Find the value of the emf in a battery

[rayhan619]

Homework Statement

A real battery is not just an emf. We can model a real 1.5 battery as a 1.5 emf in series with a resistor known as the "internal resistance", as shown in the figure (Intro 1 figure) . A typical battery has 1.0 Ohm internal resistance due to imperfections that limit current through the battery. When there's no current through the battery, and thus no voltage drop across the internal resistance, the potential difference between its terminals is 1.5 V, the value of the emf. Suppose the terminals of this battery are connected to a 3.0 Ohm resistor.
a) What is the potential difference between the terminals of the battery?

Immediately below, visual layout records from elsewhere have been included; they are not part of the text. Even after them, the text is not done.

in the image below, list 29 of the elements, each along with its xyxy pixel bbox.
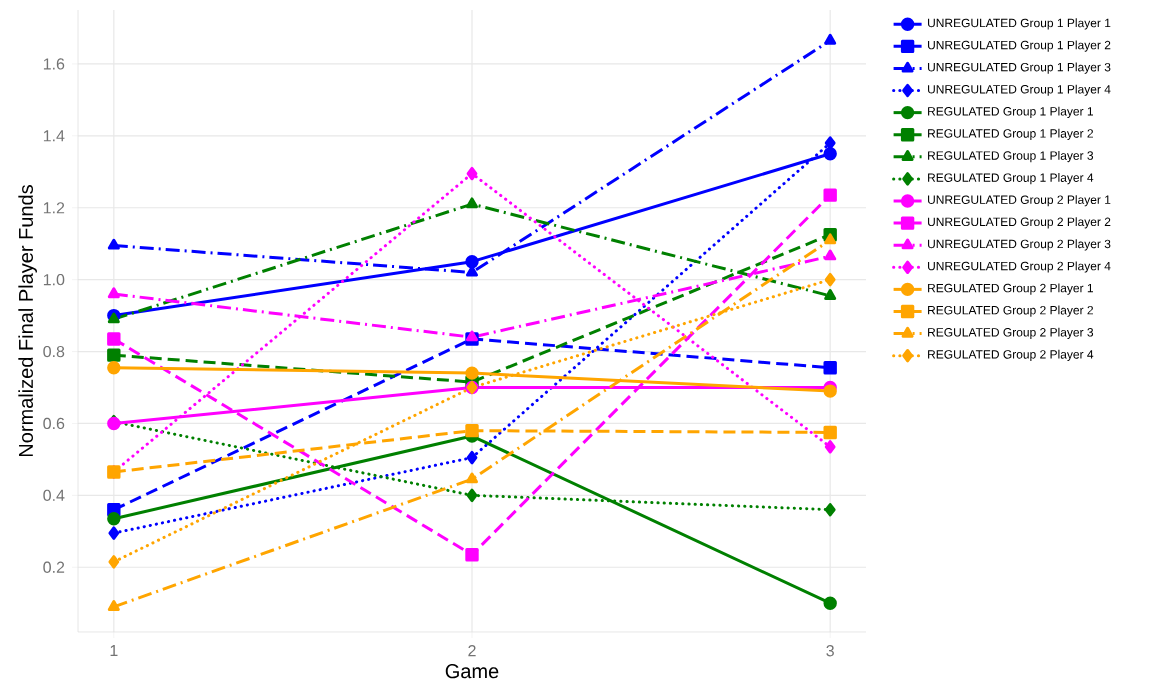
legend-label: UNREGULATED Group 1 Player 1 (928, 18, 1111, 30)
legend-label: REGULATED Group 2 Player 4 (928, 349, 1094, 361)
y-tick-label: 1.6 (43, 58, 65, 70)
y-tick-label: 1.4 (43, 130, 65, 142)
legend-label: UNREGULATED Group 2 Player 1 (928, 195, 1111, 207)
legend-label: REGULATED Group 2 Player 1 (928, 283, 1093, 295)
legend-label: REGULATED Group 2 Player 2 (928, 305, 1093, 317)
x-tick-label: 3 (826, 645, 834, 657)
legend-label: REGULATED Group 2 Player 3 (928, 327, 1094, 339)
legend-label: UNREGULATED Group 1 Player 3 (928, 62, 1111, 74)
legend-label: REGULATED Group 1 Player 2 (928, 128, 1093, 141)
x-axis-title: Game (445, 664, 499, 679)
y-tick-label: 1.0 (43, 273, 65, 286)
x-tick-label: 1 (110, 645, 118, 657)
y-tick-label: 1.2 (43, 202, 65, 214)
legend-label: REGULATED Group 1 Player 3 (928, 150, 1094, 163)
y-tick-label: 0.6 (43, 417, 65, 430)
y-tick-label: 0.4 (43, 489, 65, 502)
y-tick-label: 0.2 (43, 561, 65, 573)
legend-label: UNREGULATED Group 2 Player 2 (928, 217, 1111, 229)
y-axis-title: Normalized Final Player Funds (18, 185, 37, 457)
x-tick-label: 2 (468, 645, 476, 657)
legend-label: UNREGULATED Group 2 Player 3 (928, 239, 1111, 251)
legend-label: UNREGULATED Group 2 Player 4 (928, 261, 1111, 273)
y-tick-label: 0.8 (43, 345, 65, 358)
legend-label: UNREGULATED Group 1 Player 4 (928, 84, 1111, 96)
legend-label: REGULATED Group 1 Player 4 (928, 173, 1094, 185)
legend-label: REGULATED Group 1 Player 1 (928, 106, 1093, 118)
legend-label: UNREGULATED Group 1 Player 2 (928, 40, 1111, 52)
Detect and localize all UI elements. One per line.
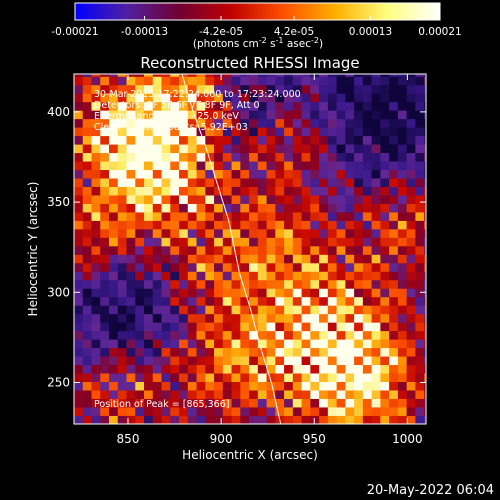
heatmap-image xyxy=(74,74,426,424)
colorbar-tick-label: -4.2e-05 xyxy=(199,26,243,38)
solar-limb-curve xyxy=(181,74,282,424)
x-axis-ticks: 850 900 950 1000 xyxy=(117,74,423,446)
x-tick-label: 1000 xyxy=(392,432,423,446)
x-axis-label: Heliocentric X (arcsec) xyxy=(182,448,318,462)
annotation-peak-position: Position of Peak = [865,366] xyxy=(94,399,229,410)
annotation-detectors: Detectors: 3F 5F 6F 7F 8F 9F, Att 0 xyxy=(94,100,260,111)
colorbar-tick-label: 0.00013 xyxy=(349,26,392,38)
y-tick-label: 350 xyxy=(47,195,70,209)
y-tick-label: 250 xyxy=(47,376,70,390)
plot-frame xyxy=(73,73,427,425)
y-tick-label: 300 xyxy=(47,285,70,299)
x-tick-label: 900 xyxy=(210,432,233,446)
annotation-energy: Energy Range: 12.0 - 25.0 keV xyxy=(94,111,239,122)
y-tick-label: 400 xyxy=(47,105,70,119)
colorbar-tick-label: 0.00021 xyxy=(418,26,461,38)
annotation-method-counts: Clean Total Counts: 5.92E+03 xyxy=(94,122,248,133)
colorbar-units: (photons cm-2 s-1 asec-2) xyxy=(193,36,323,50)
colorbar xyxy=(74,2,441,21)
colorbar-ticks: -0.00021 -0.00013 -4.2e-05 4.2e-05 0.00013 0.… xyxy=(51,16,462,38)
chart-title: Reconstructed RHESSI Image xyxy=(140,54,359,72)
colorbar-tick-label: -0.00013 xyxy=(121,26,168,38)
x-tick-label: 950 xyxy=(303,432,326,446)
x-tick-label: 850 xyxy=(117,432,140,446)
y-axis-label: Heliocentric Y (arcsec) xyxy=(26,182,40,317)
annotation-time-range: 30-Mar-2015 17:22:24.000 to 17:23:24.000 xyxy=(94,89,301,100)
colorbar-tick-label: 4.2e-05 xyxy=(274,26,314,38)
y-axis-ticks: 250 300 350 400 xyxy=(47,105,426,390)
colorbar-tick-label: -0.00021 xyxy=(51,26,98,38)
plot-date-stamp: 20-May-2022 06:04 xyxy=(367,483,494,498)
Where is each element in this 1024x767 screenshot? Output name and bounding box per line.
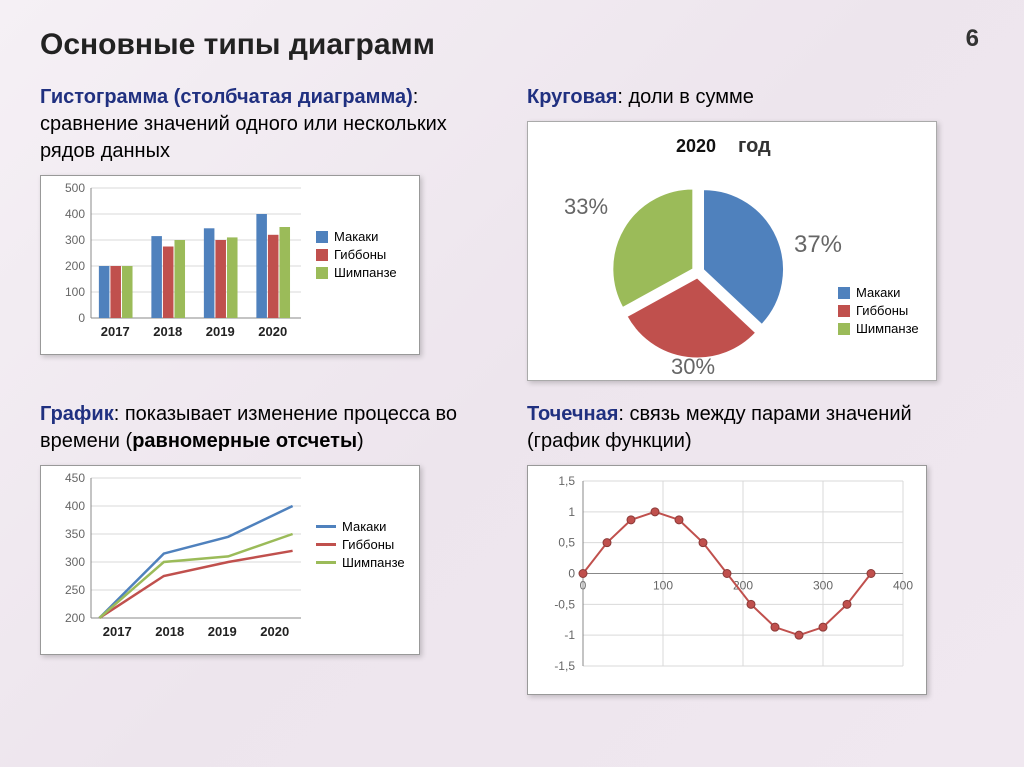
svg-text:100: 100	[65, 285, 85, 299]
svg-text:1: 1	[568, 505, 575, 519]
content-grid: Гистограмма (столбчатая диаграмма): срав…	[40, 84, 984, 700]
bar-chart: 01002003004005002017201820192020МакакиГи…	[40, 175, 420, 355]
line-cell: График: показывает изменение процесса во…	[40, 401, 497, 700]
scatter-desc: Точечная: связь между парами значений (г…	[527, 401, 984, 455]
svg-text:-1,5: -1,5	[554, 659, 575, 673]
page-number: 6	[966, 25, 979, 53]
svg-text:год: год	[738, 135, 771, 157]
scatter-heading-key: Точечная	[527, 403, 618, 425]
pie-heading-rest: : доли в сумме	[617, 86, 753, 108]
svg-text:2020: 2020	[676, 136, 716, 156]
svg-text:400: 400	[65, 499, 85, 513]
pie-heading-key: Круговая	[527, 86, 617, 108]
bar-heading-key: Гистограмма (столбчатая диаграмма)	[40, 86, 413, 108]
line-heading-key: График	[40, 403, 114, 425]
svg-text:300: 300	[65, 233, 85, 247]
svg-text:400: 400	[893, 579, 913, 593]
svg-text:0: 0	[78, 311, 85, 325]
line-heading-bold2: равномерные отсчеты	[132, 430, 357, 452]
pie-chart: 37%30%33%2020годМакакиГиббоныШимпанзе	[527, 121, 937, 381]
line-heading-tail: )	[357, 430, 364, 452]
svg-text:37%: 37%	[794, 231, 842, 258]
svg-text:350: 350	[65, 527, 85, 541]
bar-desc: Гистограмма (столбчатая диаграмма): срав…	[40, 84, 497, 165]
svg-text:500: 500	[65, 181, 85, 195]
svg-text:0: 0	[568, 567, 575, 581]
svg-text:450: 450	[65, 471, 85, 485]
svg-text:400: 400	[65, 207, 85, 221]
svg-text:300: 300	[65, 555, 85, 569]
svg-text:33%: 33%	[564, 194, 608, 219]
bar-cell: Гистограмма (столбчатая диаграмма): срав…	[40, 84, 497, 386]
line-desc: График: показывает изменение процесса во…	[40, 401, 497, 455]
svg-text:1,5: 1,5	[558, 474, 575, 488]
svg-text:100: 100	[653, 579, 673, 593]
svg-text:0,5: 0,5	[558, 536, 575, 550]
main-title: Основные типы диаграмм	[40, 28, 984, 62]
scatter-cell: Точечная: связь между парами значений (г…	[527, 401, 984, 700]
line-chart: 2002503003504004502017201820192020Макаки…	[40, 465, 420, 655]
svg-text:300: 300	[813, 579, 833, 593]
pie-cell: Круговая: доли в сумме 37%30%33%2020годМ…	[527, 84, 984, 386]
svg-text:250: 250	[65, 583, 85, 597]
svg-text:-1: -1	[564, 628, 575, 642]
svg-text:200: 200	[65, 611, 85, 625]
svg-text:30%: 30%	[671, 354, 715, 379]
pie-desc: Круговая: доли в сумме	[527, 84, 984, 111]
svg-text:-0,5: -0,5	[554, 597, 575, 611]
svg-text:200: 200	[65, 259, 85, 273]
scatter-chart: -1,5-1-0,500,511,50100200300400	[527, 465, 927, 695]
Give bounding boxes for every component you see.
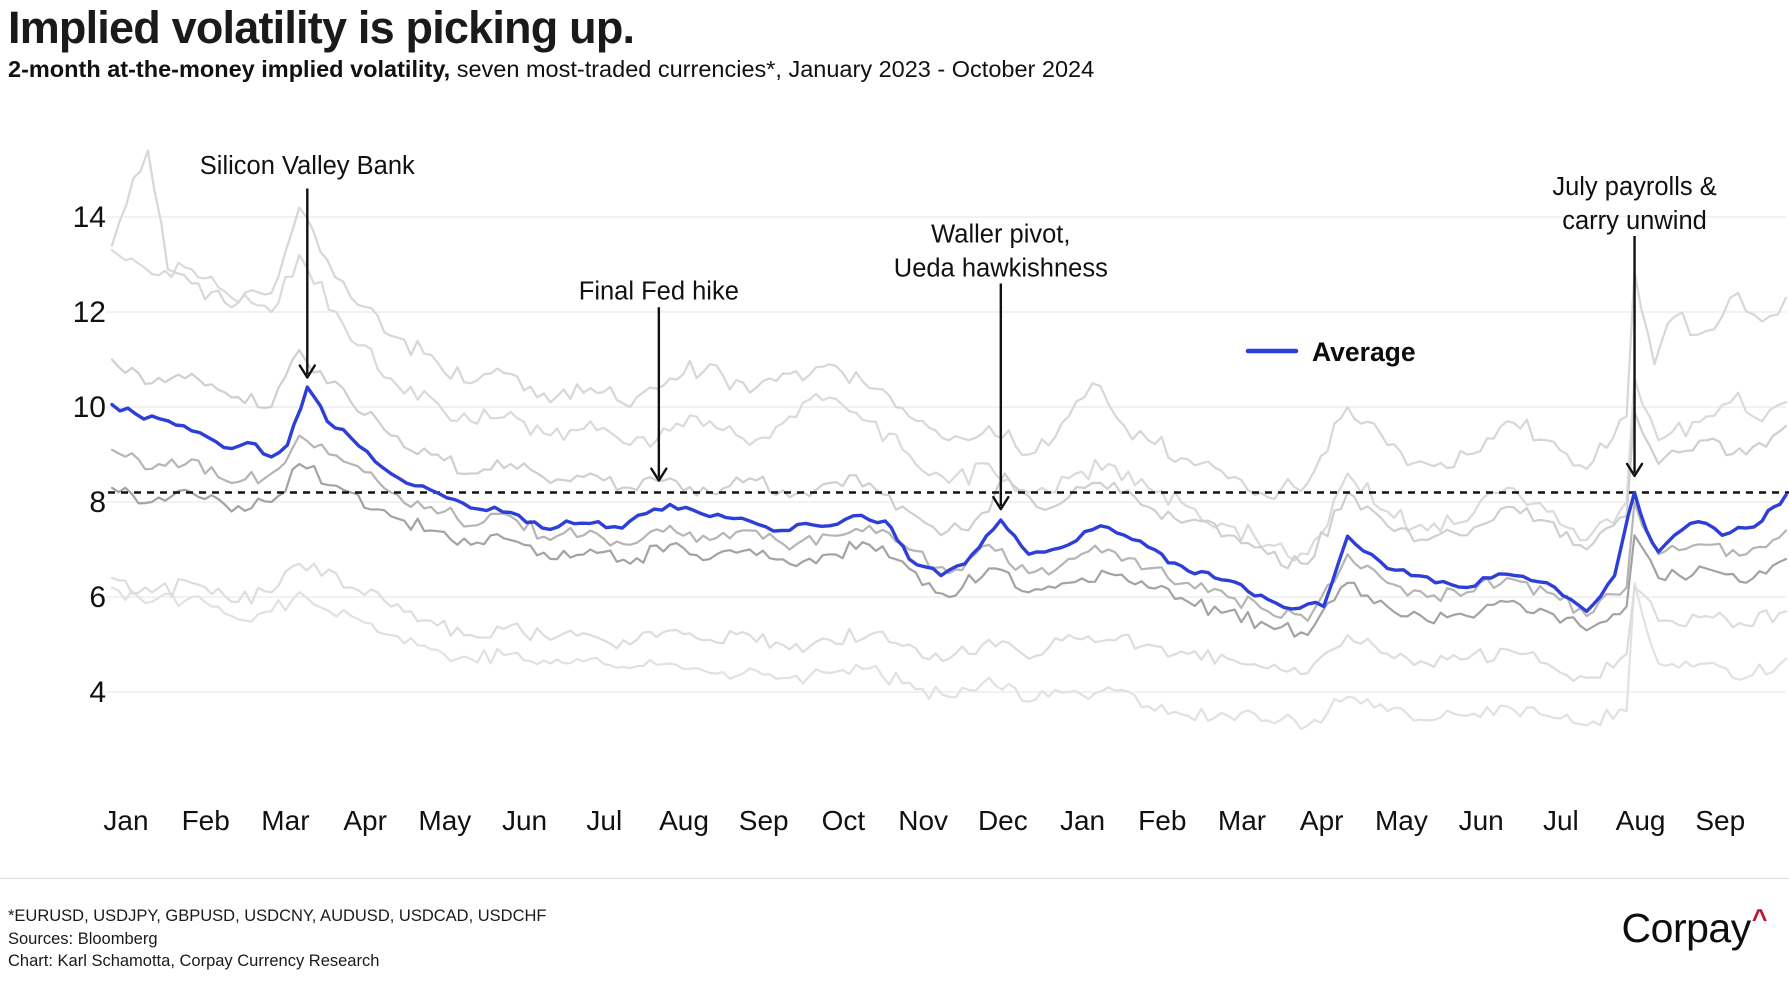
y-tick-label-4: 4 xyxy=(89,676,106,709)
x-tick-label-16-may: May xyxy=(1375,805,1428,836)
series-line-4 xyxy=(110,149,1788,500)
annotation-arrowhead-3 xyxy=(1625,462,1644,478)
footer-divider xyxy=(0,878,1789,879)
x-tick-label-0-jan: Jan xyxy=(103,805,148,836)
annotation-arrowhead-0 xyxy=(298,364,316,379)
x-tick-label-9-oct: Oct xyxy=(822,805,866,836)
x-tick-label-17-jun: Jun xyxy=(1459,805,1504,836)
corpay-logo-text: Corpay xyxy=(1621,905,1752,951)
annotation-text-3-line-0: July payrolls & xyxy=(1552,173,1716,201)
annotation-arrowhead-1 xyxy=(650,467,668,482)
legend-average-label: Average xyxy=(1312,337,1416,367)
x-tick-label-4-may: May xyxy=(418,805,471,836)
series-line-average xyxy=(110,385,1788,613)
series-line-2 xyxy=(110,562,1788,682)
x-tick-label-10-nov: Nov xyxy=(898,805,948,836)
series-line-5 xyxy=(110,348,1788,570)
annotation-text-2-line-1: Ueda hawkishness xyxy=(894,254,1108,282)
y-tick-label-10: 10 xyxy=(73,391,106,424)
series-line-3 xyxy=(110,249,1788,562)
x-tick-label-6-jul: Jul xyxy=(586,805,622,836)
corpay-logo-caret-icon: ^ xyxy=(1751,904,1768,934)
series-line-7 xyxy=(110,462,1788,638)
x-tick-label-20-sep: Sep xyxy=(1695,805,1745,836)
annotation-text-0-line-0: Silicon Valley Bank xyxy=(200,152,415,180)
x-tick-label-19-aug: Aug xyxy=(1616,805,1666,836)
x-tick-label-12-jan: Jan xyxy=(1060,805,1105,836)
x-tick-label-15-apr: Apr xyxy=(1300,805,1344,836)
x-tick-label-11-dec: Dec xyxy=(978,805,1028,836)
series-line-6 xyxy=(110,434,1788,622)
annotation-arrowhead-2 xyxy=(992,495,1010,511)
footnote-currencies: *EURUSD, USDJPY, GBPUSD, USDCNY, AUDUSD,… xyxy=(8,907,547,925)
annotation-text-1-line-0: Final Fed hike xyxy=(579,278,739,306)
x-tick-label-13-feb: Feb xyxy=(1138,805,1186,836)
y-tick-label-12: 12 xyxy=(73,296,106,329)
x-tick-label-18-jul: Jul xyxy=(1543,805,1579,836)
x-tick-label-2-mar: Mar xyxy=(261,805,309,836)
corpay-logo: Corpay^ xyxy=(1621,904,1768,952)
annotation-text-2-line-0: Waller pivot, xyxy=(931,220,1070,248)
x-tick-label-1-feb: Feb xyxy=(182,805,230,836)
y-tick-label-14: 14 xyxy=(73,201,106,234)
x-tick-label-8-sep: Sep xyxy=(739,805,789,836)
x-tick-label-5-jun: Jun xyxy=(502,805,547,836)
footnote-credit: Chart: Karl Schamotta, Corpay Currency R… xyxy=(8,952,380,970)
subtitle-regular-part: seven most-traded currencies*, January 2… xyxy=(450,56,1095,82)
x-tick-label-3-apr: Apr xyxy=(343,805,387,836)
chart-subtitle: 2-month at-the-money implied volatility,… xyxy=(8,56,1094,83)
y-tick-label-6: 6 xyxy=(89,581,106,614)
footer-notes: *EURUSD, USDJPY, GBPUSD, USDCNY, AUDUSD,… xyxy=(8,905,547,973)
x-tick-label-7-aug: Aug xyxy=(659,805,709,836)
subtitle-bold-part: 2-month at-the-money implied volatility, xyxy=(8,56,451,82)
page-title: Implied volatility is picking up. xyxy=(8,2,635,53)
x-tick-label-14-mar: Mar xyxy=(1218,805,1266,836)
annotation-text-3-line-1: carry unwind xyxy=(1562,207,1707,235)
series-line-1 xyxy=(110,581,1788,731)
y-tick-label-8: 8 xyxy=(89,486,106,519)
footnote-sources: Sources: Bloomberg xyxy=(8,929,158,948)
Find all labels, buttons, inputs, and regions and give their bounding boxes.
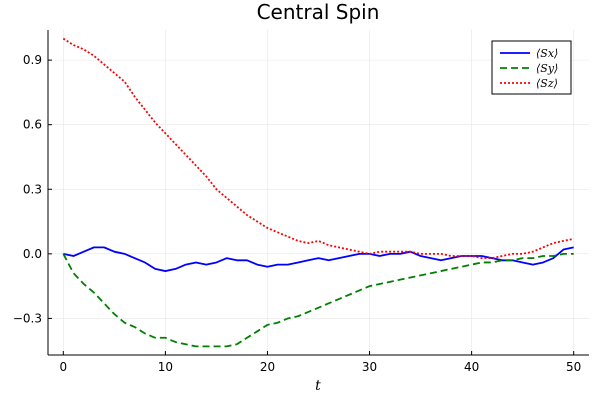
series-layer: [62, 37, 574, 348]
legend-label: ⟨Sx⟩: [536, 47, 558, 60]
series-line-2: [62, 37, 574, 260]
x-tick-label: 30: [362, 360, 377, 374]
legend: ⟨Sx⟩ ⟨Sy⟩ ⟨Sz⟩: [491, 40, 572, 95]
x-axis-label: t: [315, 378, 321, 394]
y-tick-label: 0.9: [23, 53, 42, 67]
tick-labels: 0 10 20 30 40 50 −0.3 0.0 0.3 0.6 0.9: [13, 53, 581, 374]
axes: [47, 30, 589, 356]
x-tick-label: 40: [464, 360, 479, 374]
x-tick-label: 0: [59, 360, 67, 374]
y-tick-label: 0.6: [23, 118, 42, 132]
y-tick-label: 0.0: [23, 247, 42, 261]
series-line-1: [62, 252, 574, 348]
legend-label: ⟨Sz⟩: [536, 77, 558, 90]
x-tick-label: 10: [158, 360, 173, 374]
legend-label: ⟨Sy⟩: [536, 62, 558, 75]
y-tick-label: −0.3: [13, 311, 42, 325]
y-tick-label: 0.3: [23, 182, 42, 196]
x-tick-label: 20: [260, 360, 275, 374]
chart-title: Central Spin: [257, 0, 380, 24]
x-tick-label: 50: [566, 360, 581, 374]
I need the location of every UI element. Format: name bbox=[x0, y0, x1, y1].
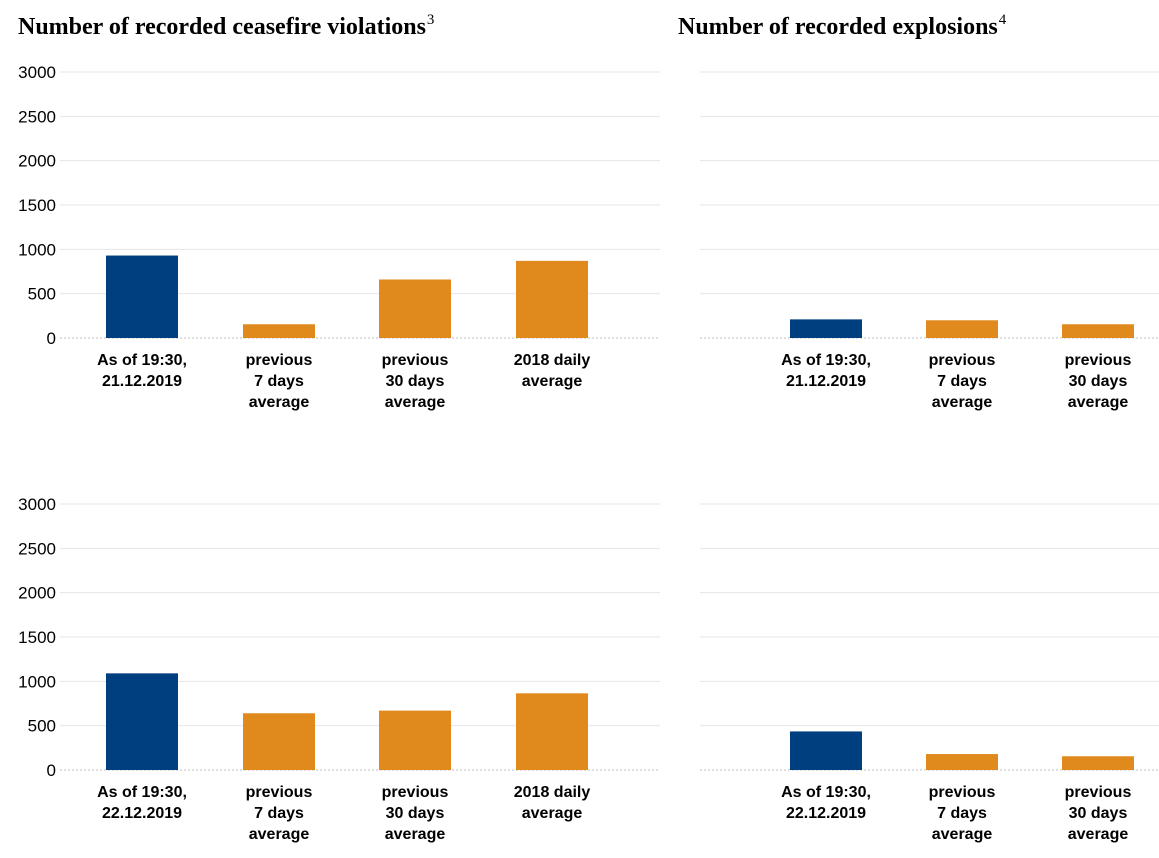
y-tick-label: 0 bbox=[47, 329, 56, 348]
category-label: previous bbox=[382, 784, 449, 801]
category-label: average bbox=[522, 373, 583, 390]
chart-title-ceasefire-text: Number of recorded ceasefire violations bbox=[18, 14, 426, 40]
bar-average bbox=[1062, 324, 1134, 338]
y-tick-label: 1500 bbox=[18, 196, 56, 215]
y-tick-label: 500 bbox=[28, 717, 56, 736]
category-label: average bbox=[249, 394, 310, 411]
bar-current bbox=[790, 731, 862, 770]
chart-title-ceasefire-violations: Number of recorded ceasefire violations3 bbox=[18, 12, 434, 41]
category-label: As of 19:30, bbox=[97, 352, 187, 369]
y-tick-label: 1000 bbox=[18, 240, 56, 259]
category-label: previous bbox=[1065, 784, 1132, 801]
category-label: 7 days bbox=[937, 805, 987, 822]
bar-average bbox=[1062, 756, 1134, 770]
y-tick-label: 2500 bbox=[18, 107, 56, 126]
category-label: 30 days bbox=[1069, 373, 1128, 390]
bar-average bbox=[243, 713, 315, 770]
bar-average bbox=[516, 260, 588, 338]
category-label: 22.12.2019 bbox=[102, 805, 182, 822]
y-tick-label: 2000 bbox=[18, 584, 56, 603]
y-tick-label: 1500 bbox=[18, 628, 56, 647]
category-label: 30 days bbox=[1069, 805, 1128, 822]
y-tick-label: 3000 bbox=[18, 495, 56, 514]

b) What fraction of the battery's power is dissipated by the internal resistance?

Homework Equations

V = IR

The Attempt at a Solution

 

[rayhan619]

here is the pic

 

[Dadface]

Yes you do need V=IR but show your attempt to use it.

 

[rayhan619]

V = IR
I = V/R = 1.5 V/1 Ohm = 1.5 A

so for 3 Ohm resistor voltage difference, V = IR = 1.5 A*3 Ohm = 4.5 V

Right?

 

[Dadface]

I=V/R but when the resistor is connected the total resistance=4 ohms.The same current flows through The internal resistance of the battery and the 3 ohm resistor.From this you should be able to work out part a which can be looked at in two ways.
1.The voltage across the 3 ohm resistor
2.The emf minus the voltage dropped across the internal resistance
Sketch the circuit,mark in the voltages and their polarities and you should see why the two answers are the same.
Try it out and show what you get.

 

[rayhan619]

so the resistance is 4 ohm and the voltage is 1.5 V
so I = V/R = 1.5/40 = 0.375 A
right?

 

[Dadface]

Right, now you should be able to finish it off.